Home
Login / Signup
 di 

How to process audio WAV files in embedded systems

How to process audio WAV files in embedded systems

Let's see how we can process audio WAV files in embedded systems.
A little while ago I was asked to make a small circuit based around a microcontroller and a Digital to Analog Converter that would output various sounds corresponding to different stimuli. These stimuli would be commands received by the microcontroller via UART, and the output sounds would simulate a switch, or a closed door, or other ambient sounds from a working environment. Building the hardware circuit was not that difficult – see Figure 1 for block diagram (although I had to put in some serious efforts to keep the cost of the BOM as low as possible) but it was the first time I was faced with outputting sound! So I had to learn.

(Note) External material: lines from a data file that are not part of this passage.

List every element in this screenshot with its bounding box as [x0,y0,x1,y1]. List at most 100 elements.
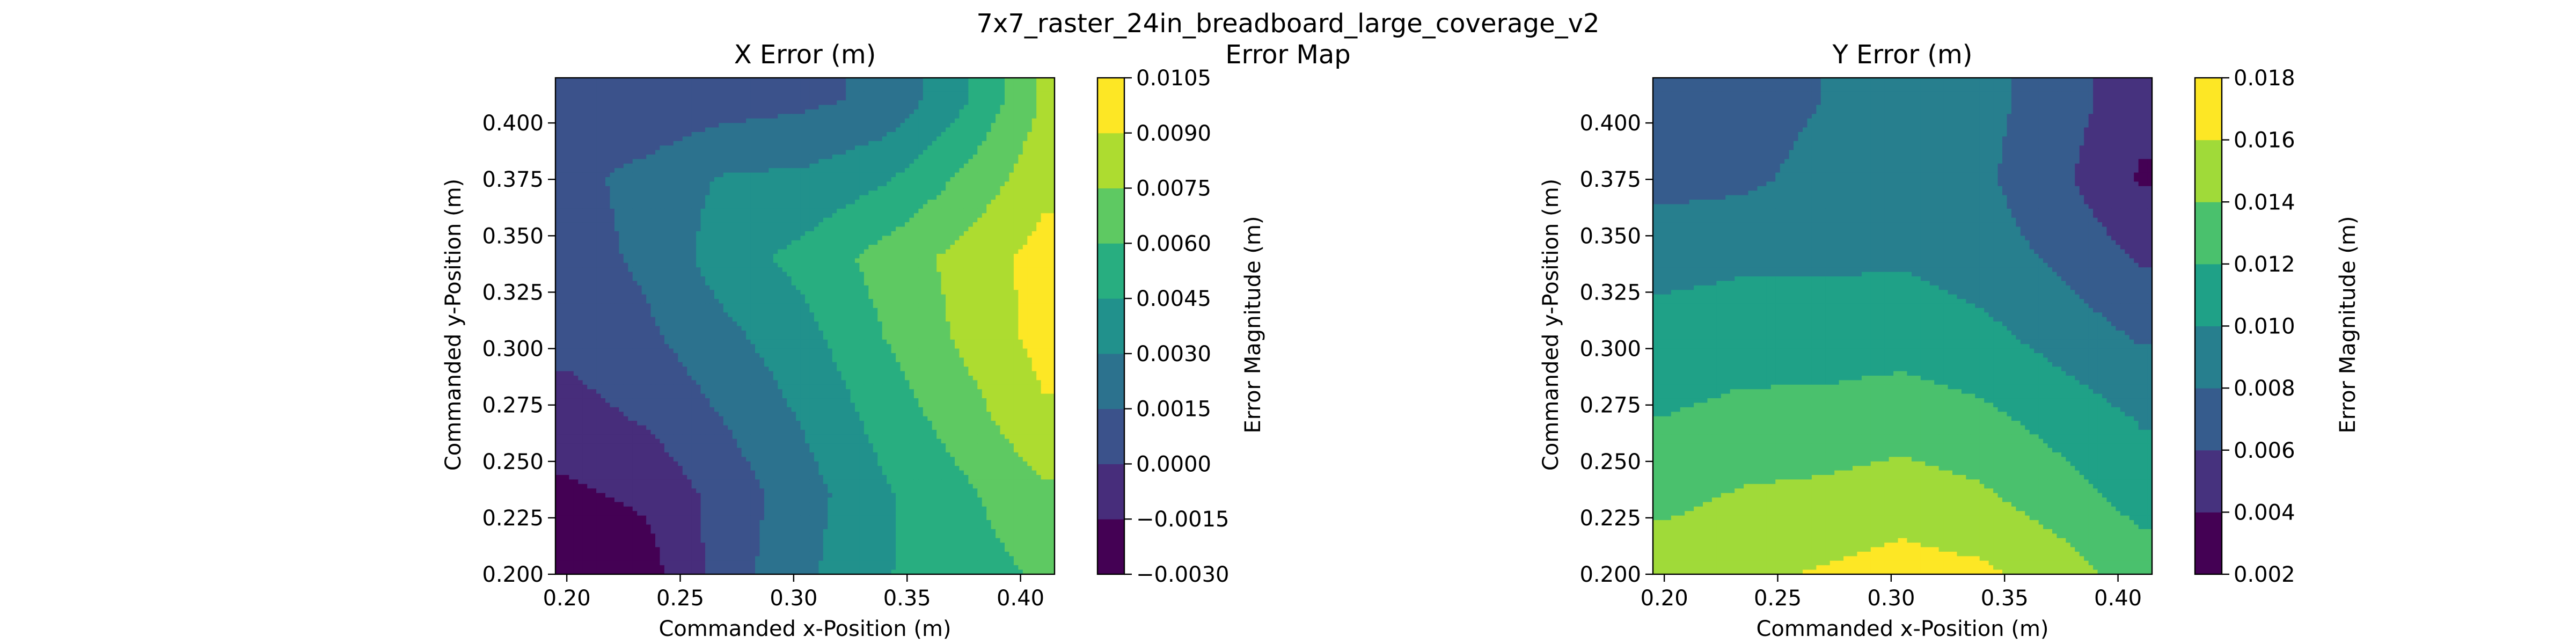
x-error-contour-cell [991,136,996,142]
x-error-contour-cell [723,96,728,101]
x-error-contour-cell [932,222,937,228]
x-error-contour-cell [955,245,960,250]
x-error-contour-cell [578,86,583,92]
x-error-contour-cell [1031,177,1037,182]
x-error-contour-cell [741,127,747,133]
x-error-contour-cell [841,78,846,83]
x-error-contour-cell [705,204,711,209]
x-error-contour-cell [623,281,628,286]
x-error-contour-cell [764,127,769,133]
x-error-contour-cell [705,100,711,106]
x-error-contour-cell [918,267,924,273]
x-error-contour-cell [1013,276,1019,282]
x-error-contour-cell [700,191,706,196]
x-error-contour-cell [660,253,665,259]
x-error-contour-cell [963,78,969,83]
x-error-contour-cell [832,200,837,205]
x-error-contour-cell [632,91,638,97]
x-error-contour-cell [578,159,583,164]
x-error-contour-cell [800,226,806,232]
x-error-contour-cell [646,253,652,259]
x-error-contour-cell [773,172,778,178]
x-error-contour-cell [628,258,633,264]
x-error-contour-cell [555,131,561,137]
x-error-contour-cell [968,217,974,223]
x-error-contour-cell [732,181,737,187]
x-error-contour-cell [791,114,796,119]
x-error-contour-cell [955,118,960,123]
x-error-contour-cell [728,217,733,223]
x-error-contour-cell [555,191,561,196]
x-error-contour-cell [632,236,638,241]
x-error-contour-cell [868,154,874,159]
x-error-contour-cell [873,186,878,191]
x-error-contour-cell [728,131,733,137]
x-error-contour-cell [859,118,865,123]
x-error-contour-cell [791,168,796,173]
x-error-contour-cell [587,236,592,241]
x-error-contour-cell [1013,118,1019,123]
x-error-contour-cell [991,226,996,232]
x-error-contour-cell [782,253,787,259]
x-error-contour-cell [1036,276,1042,282]
x-error-contour-cell [755,86,760,92]
x-error-contour-cell [573,100,579,106]
x-error-contour-cell [628,159,633,164]
x-error-contour-cell [932,217,937,223]
x-error-contour-cell [955,114,960,119]
x-error-contour-cell [664,109,669,114]
x-error-contour-cell [728,141,733,146]
x-error-contour-cell [691,191,697,196]
x-error-contour-cell [991,208,996,214]
x-error-contour-cell [555,222,561,228]
x-error-contour-cell [800,191,806,196]
x-error-contour-cell [991,131,996,137]
x-error-contour-cell [936,82,942,87]
x-error-contour-cell [863,253,869,259]
x-error-contour-cell [887,105,892,110]
x-error-contour-cell [1050,226,1055,232]
x-error-contour-cell [714,109,719,114]
x-error-contour-cell [660,91,665,97]
x-error-contour-cell [773,145,778,151]
x-error-contour-cell [991,78,996,83]
x-error-contour-cell [855,114,860,119]
x-error-contour-cell [778,267,783,273]
x-error-contour-cell [623,217,628,223]
x-error-contour-cell [709,78,715,83]
x-error-contour-cell [1045,217,1051,223]
x-error-contour-cell [882,145,887,151]
x-error-contour-cell [977,186,983,191]
x-error-contour-cell [655,141,661,146]
x-error-contour-cell [900,118,905,123]
x-error-contour-cell [764,159,769,164]
x-error-contour-cell [691,186,697,191]
x-error-contour-cell [601,154,606,159]
x-error-contour-cell [1031,123,1037,128]
x-error-contour-cell [855,186,860,191]
x-error-contour-cell [587,131,592,137]
x-error-contour-cell [832,168,837,173]
x-error-contour-cell [555,231,561,236]
x-error-contour-cell [896,276,901,282]
x-error-contour-cell [932,141,937,146]
x-error-contour-cell [719,150,724,155]
x-error-contour-cell [909,191,914,196]
x-error-contour-cell [723,118,728,123]
x-error-contour-cell [787,159,792,164]
x-error-contour-cell [759,236,765,241]
x-error-contour-cell [619,163,624,169]
x-error-contour-cell [705,267,711,273]
x-error-contour-cell [837,249,842,254]
x-error-contour-cell [986,258,992,264]
x-error-contour-cell [955,127,960,133]
x-error-contour-cell [787,181,792,187]
x-error-contour-cell [918,226,924,232]
x-error-contour-cell [637,245,642,250]
x-error-contour-cell [841,200,846,205]
x-error-contour-cell [809,100,815,106]
x-error-contour-cell [805,249,810,254]
x-error-contour-cell [769,78,774,83]
x-error-contour-cell [841,127,846,133]
x-error-contour-cell [750,231,756,236]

The first obstacle that I have encountered was to determine how the output sounds will really sound like. The description “I need a sound that will simulate the pressing of a button” is good enough, but… how do you really make it? Fortunately, there are many available websites providing WAV files to be used in PC applications. I came across these accidentally but I was happy to find there various sounds that fitted the description: Soundjay, Pachd, Soundsnap

Once I found the “digital” sounds that I needed I realized the major problem I was facing was the lack of memory. All the sounds on these websites are relatively good quality sounds, meaning they are sampled at 44.1 kHz and each sample is coded on 16 or 32 bits. Of course, this does not pose any problem for a PC, where you have plenty of memory available, but unfortunately for my poor “embedded system”, I realized that for a short good quality sound lasting about 200 ms (44.1 kHz with 16bit/sample) I needed…17640 bytes of ROM on chip. Due to cost constraints, I was bound not to use any memory chip external to the microcontroller, but a single sound took more than the entire program memory available (16kbyte)! Clearly, a trade-off had to be made. What I soon realized was that for such simple sounds, which are far from music or even speech, there was no need for such good quality. Or instead of 44.1 kHz sampling frequency I realized I could go lower. And even 16bit/sample seemed too much, I was sure I could go even lower (8bit/sample was my target).
Performing the calculations again, I was happy to realize that my new conditions allowed for a 200ms sound sampled at 20kHz with 8bit/sample to be stored in a mere 4000 bytes…which meant my 16kbyte program memory was enough for three sounds and the program itself. But so far all this was theory. All I had were these computations and some WAV files. The real challenge (for me at least – not being a software developer, but rather a hardware engineer) was to turn a WAV file in a C array to be used in the program running on the micro, something like:

unsigned char sound_samples[4000]={ 55, 66, 81, 83, 76, 66, 63, 62, 66, 62, 62, 82, 91, 85, 77, 70, 67, 68, 75, 80, 77, 79, 76, 74, 70, 63, 67, 70, 67, 65, 73, 71, 71, 72, 70, 61, 64, 59, 54, 62, 71, 73, 67, 67, 76, 81, 81, 70, …55, 43}

I also needed to translate the WAV file from a dual polarity signal centered on 0V into a positive signal, with the smallest sample value corresponding to 0V. I will describe the processing that is required to do this, organized in two steps:

Step 1 – processing the WAV file itself

First I had to convert the WAV file from 44.1 kHz to 20 kHz and for this I used one of the tools available online called Cool Edit. There are several trial versions available out there but the newer ones do not allow saving the modified file, so I had to turn to an older version of this tool, called Cool Edit 2000. An open source tool that might allow you to perform the same processing, in case you need it, is Audacity, available at: Audacity.Sourceforge

I will not detail the usage of these tools, as it is pretty straightforward (you launch the tool, open the WAV file, cut it to 200ms, convert it from stereo to mono, change the sampling frequency (from the top menu choose Tracks Resample and in the text box that opens write the new sampling frequency that you need – 20 kHz in my case) and then save the new wav file. If you play the new WAV file on the PC, you will be able to spot a small degeneration of the quality of the sound. Once this step was completed, I had the WAV file just as I wanted it, now I had to extract the samples from it!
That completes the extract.